Upside Inflation Risk Signaled
The Federal Open Market Committee’s (FOMC) 1/31/18 statement expressed a more confident expectation that inflation would reach its 2% target this year. Perhaps it’s more confidant statement takes into account the stronger showing in the underlying inflation gauge (UIG) developed by the New York Fed.
In developing this broader inflation gauge, the NY Fed assumed behavioral changes in other economic and financial series also could influence trend inflation. They define the UIG as the persistent common component of monthly inflation. They created both a narrow and broad measure for this gauge.
The underlying inflation gauge signals an upward move in inflation
Unlike other measures of consumer price inflation such as the core consumer price index, the broader UIG adds rather than removes information to signal changes in trend inflation. The broader UIG includes a wide range of macroeconomic and financial data sourced from 346 different series (see graph below.)
As the graph above shows, the UIG tends to lead changes in the traditional measures of consumer inflation. Interestingly, the UIG currently shows a sharp upward shift in the inflation trend. If this signal proves correct, it would support both yesterday’s FOMC. statement and further fed funds rate increases this year. For reasons outlined in prior commentaries, we expect four fed fund rate increases in 2018.
Slice of life signals
The broader nature of the UIG provides support for slice of life indications of potential increases in price and wage inflation. We would caution that such slice of life signals is simply that and do not provide quantitative evidentiary support for increasing rates of inflation.
Wages comprise the most important cost for most businesses and therefore higher prices usually follow wage increases. The recent publicity received when nearly 300 major companies either increased wages or paid bonuses could stimulate a broader level of wage inflation. Other companies will likely follow suit. We do not look on these increases as businesses suddenly becoming loose with their savings from lower corporate tax rates. Instead, it reflects one form of investment to retain and attract employees in a tight, competitive labor market. The same tight labor markets and these headlines may also enable employees to pressure their bosses for compensation increases. Overall, labor market conditions seem present to see growing wage inflation.
Trucking industry—higher operating costs—higher shipping rates
The recent stronger economic growth produced increased trucking demand. At the same time demand increased, trucking costs escalated. Diesel fuel shows a nearly 18% increase y/o/y. Adding to the fuel cost increase, a new federal regulation puts pressure on the availability of long-distance truck capacity. As of the middle of December, all tractors must be equipped with electronic devices that track drivers’ hours at the wheel. Combining both higher demand and costs caused spot shipping rates to shoot up to a 3 ½ year high at the end of December. Not surprisingly, higher freight costs will likely show up in increased consumer prices.

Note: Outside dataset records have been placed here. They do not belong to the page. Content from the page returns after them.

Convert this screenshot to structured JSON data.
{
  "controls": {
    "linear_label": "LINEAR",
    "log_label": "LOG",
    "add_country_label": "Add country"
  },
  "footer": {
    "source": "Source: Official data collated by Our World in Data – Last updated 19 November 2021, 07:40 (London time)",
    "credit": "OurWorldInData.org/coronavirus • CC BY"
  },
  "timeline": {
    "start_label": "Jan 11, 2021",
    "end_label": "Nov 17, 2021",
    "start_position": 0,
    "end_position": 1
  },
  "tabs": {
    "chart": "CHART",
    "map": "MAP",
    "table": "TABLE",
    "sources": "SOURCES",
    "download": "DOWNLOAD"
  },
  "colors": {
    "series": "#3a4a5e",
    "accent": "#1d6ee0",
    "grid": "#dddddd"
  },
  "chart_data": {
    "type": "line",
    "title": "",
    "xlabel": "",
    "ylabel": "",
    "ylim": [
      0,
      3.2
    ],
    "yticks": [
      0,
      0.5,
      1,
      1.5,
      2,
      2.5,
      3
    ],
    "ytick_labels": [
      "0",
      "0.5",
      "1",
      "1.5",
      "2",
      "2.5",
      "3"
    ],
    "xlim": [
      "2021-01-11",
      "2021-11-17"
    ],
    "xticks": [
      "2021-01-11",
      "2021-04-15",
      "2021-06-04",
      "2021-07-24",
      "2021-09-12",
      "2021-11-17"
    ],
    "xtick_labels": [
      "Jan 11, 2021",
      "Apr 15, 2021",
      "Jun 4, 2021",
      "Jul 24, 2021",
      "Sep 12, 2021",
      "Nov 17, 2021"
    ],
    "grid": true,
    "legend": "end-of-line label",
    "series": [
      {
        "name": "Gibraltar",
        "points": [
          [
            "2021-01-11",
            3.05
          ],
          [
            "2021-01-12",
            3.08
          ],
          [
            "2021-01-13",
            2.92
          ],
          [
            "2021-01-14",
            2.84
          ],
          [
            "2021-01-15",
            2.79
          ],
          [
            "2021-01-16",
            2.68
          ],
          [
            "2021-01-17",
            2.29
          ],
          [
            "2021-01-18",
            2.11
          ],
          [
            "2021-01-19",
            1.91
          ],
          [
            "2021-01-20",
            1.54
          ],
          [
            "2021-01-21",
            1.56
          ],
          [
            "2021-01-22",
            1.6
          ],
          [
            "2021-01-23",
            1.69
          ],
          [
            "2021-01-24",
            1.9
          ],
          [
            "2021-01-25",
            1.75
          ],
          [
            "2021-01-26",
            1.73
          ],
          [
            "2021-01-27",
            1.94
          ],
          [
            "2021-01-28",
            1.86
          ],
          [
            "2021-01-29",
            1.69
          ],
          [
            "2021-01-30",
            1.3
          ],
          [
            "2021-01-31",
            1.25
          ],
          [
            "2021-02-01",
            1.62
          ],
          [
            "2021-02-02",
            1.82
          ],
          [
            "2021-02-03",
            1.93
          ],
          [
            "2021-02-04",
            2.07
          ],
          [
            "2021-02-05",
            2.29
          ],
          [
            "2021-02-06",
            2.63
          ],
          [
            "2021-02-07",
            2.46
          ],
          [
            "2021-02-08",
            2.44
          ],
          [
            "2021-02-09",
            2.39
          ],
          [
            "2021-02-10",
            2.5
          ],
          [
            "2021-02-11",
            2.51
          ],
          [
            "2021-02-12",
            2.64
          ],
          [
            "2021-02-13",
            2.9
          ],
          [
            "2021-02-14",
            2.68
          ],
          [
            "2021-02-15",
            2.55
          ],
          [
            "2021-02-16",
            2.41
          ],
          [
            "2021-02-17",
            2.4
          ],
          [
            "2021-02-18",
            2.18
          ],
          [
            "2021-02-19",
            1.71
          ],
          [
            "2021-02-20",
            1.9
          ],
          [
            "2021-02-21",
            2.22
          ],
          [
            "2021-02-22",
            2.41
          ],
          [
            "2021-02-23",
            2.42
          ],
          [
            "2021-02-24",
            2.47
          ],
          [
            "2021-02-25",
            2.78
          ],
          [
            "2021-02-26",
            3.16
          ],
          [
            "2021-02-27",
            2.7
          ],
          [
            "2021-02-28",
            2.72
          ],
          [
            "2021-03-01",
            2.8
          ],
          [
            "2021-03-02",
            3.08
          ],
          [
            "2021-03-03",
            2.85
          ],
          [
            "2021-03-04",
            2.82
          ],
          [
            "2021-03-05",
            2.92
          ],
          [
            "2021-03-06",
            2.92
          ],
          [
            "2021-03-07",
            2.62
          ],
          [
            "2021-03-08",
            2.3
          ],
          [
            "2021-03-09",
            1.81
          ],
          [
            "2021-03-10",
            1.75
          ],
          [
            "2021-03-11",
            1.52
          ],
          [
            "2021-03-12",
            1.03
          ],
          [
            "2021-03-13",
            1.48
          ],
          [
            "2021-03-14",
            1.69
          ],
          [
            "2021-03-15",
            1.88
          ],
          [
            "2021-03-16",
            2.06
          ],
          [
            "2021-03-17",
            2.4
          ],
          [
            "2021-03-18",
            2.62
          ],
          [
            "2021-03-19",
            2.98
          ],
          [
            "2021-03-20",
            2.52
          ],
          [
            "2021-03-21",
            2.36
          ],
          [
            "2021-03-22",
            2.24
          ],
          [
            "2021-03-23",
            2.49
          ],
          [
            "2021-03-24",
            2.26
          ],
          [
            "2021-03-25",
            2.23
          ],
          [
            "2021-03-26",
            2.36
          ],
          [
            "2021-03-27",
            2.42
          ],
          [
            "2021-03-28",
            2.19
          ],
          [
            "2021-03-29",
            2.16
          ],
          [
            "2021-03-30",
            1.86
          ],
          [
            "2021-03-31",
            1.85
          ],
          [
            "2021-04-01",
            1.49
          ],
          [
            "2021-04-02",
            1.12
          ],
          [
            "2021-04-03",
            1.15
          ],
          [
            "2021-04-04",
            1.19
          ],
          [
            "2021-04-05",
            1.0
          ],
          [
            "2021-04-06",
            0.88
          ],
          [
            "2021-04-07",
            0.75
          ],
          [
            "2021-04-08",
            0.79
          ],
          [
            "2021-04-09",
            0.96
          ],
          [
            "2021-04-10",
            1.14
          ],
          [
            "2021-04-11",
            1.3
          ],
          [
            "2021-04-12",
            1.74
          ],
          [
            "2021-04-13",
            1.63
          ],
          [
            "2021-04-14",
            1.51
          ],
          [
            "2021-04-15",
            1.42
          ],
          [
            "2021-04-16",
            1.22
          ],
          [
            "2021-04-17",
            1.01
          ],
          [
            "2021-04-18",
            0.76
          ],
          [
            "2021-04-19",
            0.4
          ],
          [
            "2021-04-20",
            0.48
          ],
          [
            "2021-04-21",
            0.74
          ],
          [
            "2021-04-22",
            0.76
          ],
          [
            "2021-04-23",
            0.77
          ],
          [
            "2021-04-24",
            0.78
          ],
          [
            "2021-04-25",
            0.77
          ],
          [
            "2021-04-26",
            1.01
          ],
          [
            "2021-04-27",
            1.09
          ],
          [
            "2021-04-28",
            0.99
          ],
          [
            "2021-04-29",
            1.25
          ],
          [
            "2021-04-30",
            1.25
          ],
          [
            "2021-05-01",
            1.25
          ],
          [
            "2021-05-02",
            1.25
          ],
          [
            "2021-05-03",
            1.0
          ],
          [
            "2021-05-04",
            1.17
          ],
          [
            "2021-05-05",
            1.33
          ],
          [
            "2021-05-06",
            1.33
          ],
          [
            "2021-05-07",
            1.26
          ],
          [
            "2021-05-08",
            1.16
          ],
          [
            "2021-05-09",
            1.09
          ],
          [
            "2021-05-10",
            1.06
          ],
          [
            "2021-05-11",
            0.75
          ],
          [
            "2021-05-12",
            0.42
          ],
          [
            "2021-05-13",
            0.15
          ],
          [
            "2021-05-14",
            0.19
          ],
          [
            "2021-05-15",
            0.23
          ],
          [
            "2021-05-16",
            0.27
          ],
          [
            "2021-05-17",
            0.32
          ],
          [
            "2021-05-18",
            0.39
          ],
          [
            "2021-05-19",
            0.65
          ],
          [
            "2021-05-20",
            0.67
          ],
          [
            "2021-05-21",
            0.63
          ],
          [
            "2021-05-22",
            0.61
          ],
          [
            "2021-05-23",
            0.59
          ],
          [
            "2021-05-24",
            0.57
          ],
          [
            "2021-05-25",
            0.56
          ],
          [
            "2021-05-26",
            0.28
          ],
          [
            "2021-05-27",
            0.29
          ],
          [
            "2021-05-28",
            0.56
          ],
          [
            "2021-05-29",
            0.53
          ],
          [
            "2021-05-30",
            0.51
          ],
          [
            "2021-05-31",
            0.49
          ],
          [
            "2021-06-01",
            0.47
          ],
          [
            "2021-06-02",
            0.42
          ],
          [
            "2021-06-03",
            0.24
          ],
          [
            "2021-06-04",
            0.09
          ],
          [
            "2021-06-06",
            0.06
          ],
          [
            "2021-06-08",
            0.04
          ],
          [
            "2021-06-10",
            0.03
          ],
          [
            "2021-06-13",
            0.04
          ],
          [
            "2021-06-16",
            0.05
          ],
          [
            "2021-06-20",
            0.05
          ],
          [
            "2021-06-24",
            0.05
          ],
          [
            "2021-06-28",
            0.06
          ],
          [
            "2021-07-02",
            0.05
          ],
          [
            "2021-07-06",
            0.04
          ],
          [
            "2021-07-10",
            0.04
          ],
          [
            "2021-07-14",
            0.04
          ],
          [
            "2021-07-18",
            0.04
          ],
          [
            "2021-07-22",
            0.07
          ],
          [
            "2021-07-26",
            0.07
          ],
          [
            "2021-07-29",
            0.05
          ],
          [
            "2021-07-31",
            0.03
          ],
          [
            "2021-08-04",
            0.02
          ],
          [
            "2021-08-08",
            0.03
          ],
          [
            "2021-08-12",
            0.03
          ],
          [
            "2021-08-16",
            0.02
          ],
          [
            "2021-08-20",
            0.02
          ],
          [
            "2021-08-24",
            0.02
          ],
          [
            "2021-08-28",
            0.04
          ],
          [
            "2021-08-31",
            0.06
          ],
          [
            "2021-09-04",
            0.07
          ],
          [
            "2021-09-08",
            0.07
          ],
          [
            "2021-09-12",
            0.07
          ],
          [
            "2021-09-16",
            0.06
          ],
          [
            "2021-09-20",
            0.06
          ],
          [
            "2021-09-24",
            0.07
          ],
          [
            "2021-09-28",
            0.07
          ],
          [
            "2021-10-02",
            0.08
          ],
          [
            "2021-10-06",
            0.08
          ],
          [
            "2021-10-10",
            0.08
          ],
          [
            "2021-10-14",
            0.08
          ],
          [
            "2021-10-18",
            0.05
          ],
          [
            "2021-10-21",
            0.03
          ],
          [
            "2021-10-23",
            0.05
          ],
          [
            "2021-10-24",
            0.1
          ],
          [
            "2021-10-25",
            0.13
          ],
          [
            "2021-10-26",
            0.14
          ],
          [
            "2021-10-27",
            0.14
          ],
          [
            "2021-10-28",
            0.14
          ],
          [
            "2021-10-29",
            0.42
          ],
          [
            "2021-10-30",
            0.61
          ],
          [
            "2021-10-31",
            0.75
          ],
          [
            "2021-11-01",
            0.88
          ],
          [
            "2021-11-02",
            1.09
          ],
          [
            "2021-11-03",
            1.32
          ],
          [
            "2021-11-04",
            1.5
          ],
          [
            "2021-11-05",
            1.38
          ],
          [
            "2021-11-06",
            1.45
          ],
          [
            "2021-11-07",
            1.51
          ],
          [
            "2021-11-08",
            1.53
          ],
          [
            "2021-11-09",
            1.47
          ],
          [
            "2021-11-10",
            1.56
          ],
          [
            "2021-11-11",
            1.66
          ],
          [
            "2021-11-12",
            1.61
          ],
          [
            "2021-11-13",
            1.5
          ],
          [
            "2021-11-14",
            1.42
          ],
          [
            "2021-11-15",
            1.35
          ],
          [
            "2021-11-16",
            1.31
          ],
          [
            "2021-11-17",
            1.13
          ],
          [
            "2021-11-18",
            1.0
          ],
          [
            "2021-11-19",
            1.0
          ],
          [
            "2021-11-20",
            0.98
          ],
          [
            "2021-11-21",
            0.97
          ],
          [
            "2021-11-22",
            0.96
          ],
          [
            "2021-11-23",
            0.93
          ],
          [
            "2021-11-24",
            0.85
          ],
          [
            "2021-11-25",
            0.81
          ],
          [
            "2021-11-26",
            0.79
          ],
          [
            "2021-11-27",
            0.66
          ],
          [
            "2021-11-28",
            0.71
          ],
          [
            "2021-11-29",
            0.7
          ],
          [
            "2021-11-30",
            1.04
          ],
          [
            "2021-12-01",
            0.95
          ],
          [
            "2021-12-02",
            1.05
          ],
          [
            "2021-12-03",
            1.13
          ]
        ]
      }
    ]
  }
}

Over the last year, gasoline prices increased 10% per gallon at the pump. Gasoline prices, perhaps, represent the most highly visible of all consumer prices. Most gasoline stations make those prices very visible as you drive by. In the past, we noticed major changes in pump prices would quickly be reflected in consumer attitude surveys. If oil prices continue at their recently higher levels or move up, gasoline prices should reflect these increasing costs.
In our last commentary (1/23/18), we outlined the reasons why restrained mining capacity and growing demand should lead to higher hard commodity prices. Specifically, the current positions of the domestic and global economies should prove a positive for hard commodity prices. Domestically, hard commodity prices normally should benefit from the maturing u.s economic cycle. At the same time, synchronous and increasing world economic growth should also prove a positive for hard commodity prices. Finally, a weaker U.S. dollar should stimulate demand for hard commodities priced in U.S. dollars.
The underlying inflation gauge identifies upward risk to the trend of inflation. Our selected slice of life examples should support the gauge’s shift. Increasing interest rates on longer duration notes/bonds would be the normal response to a rising trend of inflation. With that, the slope of the yield curve would likely steepen and continue to benefit the earnings of financial companies such as banks. In addition, commodity stocks should positively reflect the higher commodity price outlook, but typically, only for some limited period of time.